Beibut Atamkulov (Бейбіт Бәкірұлы Атамқұлов, Beibıt Bäkırūly Atamqūlov; born 19 May 1964) is a Kazakh politician and diplomat served as ambassador to Uzbekistan from 2022 to 2026. Previously, he served as Minister of Industry and Infrastructure Development from 2019 to 2022 and as Minister of Foreign Affairs from 2018 to 2019. Atamkulov has an economic and financial background.

== Early life and education ==
In 1986, Beibut Atamkulov graduated from the Satbayev University with a degree in Metallurgical Engineering. In 2000, he graduated from St. Petersburg State University of Economics and Finance, and holds the degree of Candidate of Economic Sciences.

From 1986 to 1991, he worked as a smelter, a shift foreman, a senior foreman, an engineer, and a deputy head of the department at the Chimkent Lead Plant.

== Career ==
Atamkulov has extensive career in international relations. From 2006 to 2007, he served as Counsellor and later Minister-Counselor of the Embassy of Kazakhstan in Russia (Moscow). In 2007–08, he served as Minister-Counsellor of the Embassy of the Kazakhstan in Iran (Tehran). In 2008–10, he served as Consul General of Kazakhstan in Frankfurt am Main in Germany. From 2010 to 2012, Atamkulov served as Ambassador Extraordinary and Plenipotentiary of Kazakhstan to Malaysia with concurrent accreditation to the Philippines, Indonesia and Brunei.

On 8 August 2015, he was appointed an akim of South Kazakhstan Region. He served in that position until he became the Minister of Defense and Aerospace Industry on 7 October 2016.

On 26 December 2018, Atamkulov was appointed as the Minister of Foreign Affairs.
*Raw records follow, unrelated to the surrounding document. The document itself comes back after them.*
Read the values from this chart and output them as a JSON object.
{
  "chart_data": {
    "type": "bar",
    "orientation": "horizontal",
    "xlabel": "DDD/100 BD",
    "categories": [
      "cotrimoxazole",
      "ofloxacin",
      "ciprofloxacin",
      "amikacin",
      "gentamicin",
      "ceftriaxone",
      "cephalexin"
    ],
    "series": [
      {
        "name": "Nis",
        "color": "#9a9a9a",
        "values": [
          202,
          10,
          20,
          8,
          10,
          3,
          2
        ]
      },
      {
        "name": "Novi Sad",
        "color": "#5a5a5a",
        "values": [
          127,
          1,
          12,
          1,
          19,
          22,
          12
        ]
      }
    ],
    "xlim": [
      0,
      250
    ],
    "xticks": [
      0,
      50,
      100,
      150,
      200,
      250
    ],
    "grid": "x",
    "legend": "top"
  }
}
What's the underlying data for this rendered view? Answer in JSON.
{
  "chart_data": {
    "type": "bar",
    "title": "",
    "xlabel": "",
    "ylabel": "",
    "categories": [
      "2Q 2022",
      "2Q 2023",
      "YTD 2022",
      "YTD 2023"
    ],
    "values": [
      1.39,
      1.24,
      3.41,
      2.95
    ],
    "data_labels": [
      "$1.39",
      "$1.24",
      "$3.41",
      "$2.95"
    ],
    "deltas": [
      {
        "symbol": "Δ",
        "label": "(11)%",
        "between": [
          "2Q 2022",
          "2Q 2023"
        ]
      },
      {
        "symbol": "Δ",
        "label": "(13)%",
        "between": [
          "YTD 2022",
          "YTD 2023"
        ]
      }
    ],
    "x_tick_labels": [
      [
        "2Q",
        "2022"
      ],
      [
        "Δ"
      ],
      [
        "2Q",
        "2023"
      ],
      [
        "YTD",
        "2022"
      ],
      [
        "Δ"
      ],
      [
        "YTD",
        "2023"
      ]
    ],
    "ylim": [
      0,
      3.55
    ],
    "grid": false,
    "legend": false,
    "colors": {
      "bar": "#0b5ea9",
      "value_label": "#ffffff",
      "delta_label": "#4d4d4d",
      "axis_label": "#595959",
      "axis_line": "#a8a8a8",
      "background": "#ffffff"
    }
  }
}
He conducted his first visit to the United States as Foreign Minister under President Kassym-Jomart Tokayev on 1–2 July 2019. On the second day of the visit, he met with U.S. Secretary of State Mike Pompeo. The Secretary expressed strong support for strengthening bilateral relations and working with the newly elected Kazakh President.

Atamkulov participated in the 15th EU-Central Asia Ministerial Meeting in Kyrgyz capital Bishkek on 7 July 2019. The Conference was dedicated to the launch of the new EU strategy on Central Asia. On the sidelines of the event, Atamkulov presented the Order of Dostyk (Friendship) of the 1st degree to EU's High Representative for foreign policy Federica Mogherini on behalf of President Tokayev.

Atamkulov was released from the position of Foreign Minister and appointed as Minister of Industry and Infrastructure Development of Kazakhstan in September 2019.

On October 31, 2022, was appointed Ambassador Extraordinary and Plenipotentiary of the Republic of Kazakhstan to Republic of Uzbekistan. On July 22, 2026 Beibit Atamkulov relieved of post.